Güncelleme Tarihi:
Eğitim-Bir-Sen'in hazırladığı "Yükseköğretime Bakış 2018: İzleme ve Değerlendirme Raporu"nu açıklanması dolayısıyla düzenlenen toplantıya katılan Safran, değerlendirmelerde bulundu.
Safran, raporda yer alan, yükseköğretimin nicelik olarak arttığına ancak öğretim üyesi sayısında açık bulunduğuna dair eleştirinin iyi bir tespit olduğunu belirterek "Çünkü biz üniversiteleri öğretim üyesini yetiştirdikten sonra açmıyoruz, bir üniversiteyi açıyoruz sonra içine öğretim üyesi doldurmaya çalışıyoruz." ifadelerini kullandı.
Dünyanın hiçbir ülkesinde Türkiye'deki gibi yükseköğretimde büyük bir sıçrama bulunmadığına işaret eden Safran, her açılan vakıf üniversitesinin, devlet üniversitesinin kaynağından insan devşirdiğini söyledi.
Vakıf üniversitelerinin ne yurt içinde ne yurt dışında asistan yetiştirmediğini, devlet üniversitelerinden hazır aldığını vurgulayan Safran, "Onun için aslında vakıf üniversitelerine konulacak şartlardan birisi bu. 'Öğretime başlamadan önceki süreçte 20 alanda asistanı yurt dışına gönder, yetiştir.' diyeceksiniz. Vakıf üniversitelerinin Türkiye'deki statüsü gözden geçirilmeli." diye konuştu.
ABD'ye yükseköğrenim için 35 milyon dolar ödeniyor
Safran, 1416 sayılı Ecnebi Memleketlere Gönderilecek Talebe Hakkında Kanun kapsamında, 2005'e kadar 76 yılda 9 bin 689 kişinin, son 10 yılda ise 15 bin 900 kişinin eğitim için yurt dışına gönderildiğini bildirdi.

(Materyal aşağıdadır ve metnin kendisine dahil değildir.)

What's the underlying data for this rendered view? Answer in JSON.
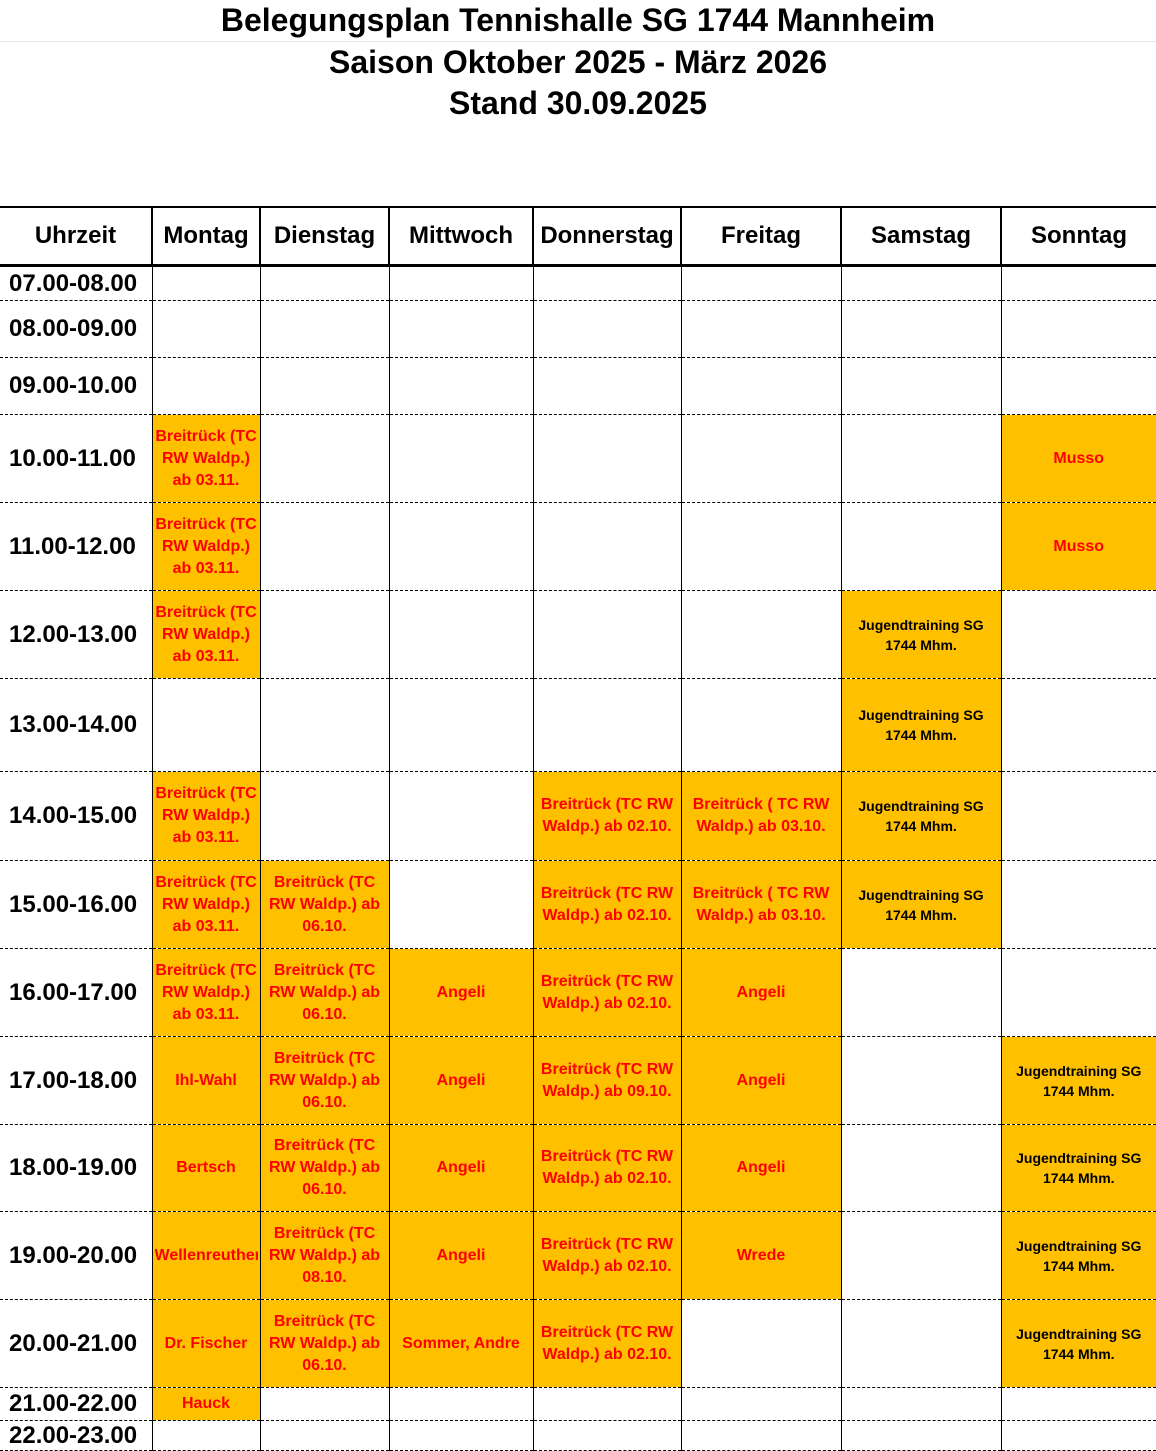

Yurt dışına öğrenci gönderilmesi konusunda çalışma yapacaklarını anlatan Safran, şöyle devam etti:
"Yarın YÖK Başkanı ile bu konuyu görüşeceğiz. ABD'ye yıllık yurt dışı yüksek lisans ve doktora öğrencileri için ödediğimiz para 35 milyon dolar. Bunu çok reel bir rakam olarak görmüyoruz ve öğrenciler de bize göre rasyonel bir gelişim de göstermiyor. Türkiye Cumhuriyeti'nin bize yüklediği bir vebal bu ekonomik olarak. Genelde birleşik doktora yaptırıyorlar, yani yüksek lisansları ve doktorayı birleşik yaptırıyorlar. Yüksek lisansları genel anlamda son derece basit tutuyorlar. Doktorada biraz sıkıyorlar. Yükseköğretim Kuruluna, Türkiye'nin ekonomik tablosunu da göz önüne alarak bir çalışma teklif edeceğiz. Yüksek lisansı burada yaptıracağız. Bir istisnası var, çok spesifik branşlar var. Türkiye'deki üniversitelerde yüksek lisans olarak açılmamış branşlar var. Bunlar dışında hiçbir öğrenciyi yüksek lisans için eğitim, işletme, iletişim, öğretmenlik, mühendislik gibi alanlarda yurt dışına göndermeyeceğiz. En iyi üniversitelerimizde yüksek lisanslarını yapacaklar, sonra doktora için yurt dışına göndereceğiz. Bizim bundan yıllık kazancımız 20 milyon dolar."
Safran, parametrelere baktıklarında "Neden ABD?" sorusunu sorduklarına ama çok mantıklı bir cevap bulamadıklarına işaret etti.
Pasifik'te, Uzakdoğu'da dünya sıralamalarına giren onlarca üniversite bulunduğuna dikkati çeken Safran, şunları kaydetti:
"Avrupa'daki üniversitelerin kalitesini hepimiz biliyoruz. Dolayısıyla bundan sonra biz Türkiye'nin ali menfaatleri gereği ve dış politikada takip
ettiği boylam ve enlem doğrultusunda öğrencileri, Avrupa'ya ve Uzakdoğu'ya yönlendireceğiz. Bu hem ekonomik kaynaktır hem de çocuklarımızın belki kültürel anlamda da kendisi gibi olabilme ve kalabilme noktalarında da bunun daha faydalı olacağına inanıyoruz. Yarın bunu YÖK Başkanı ile uzun uzadıya konuşacağız."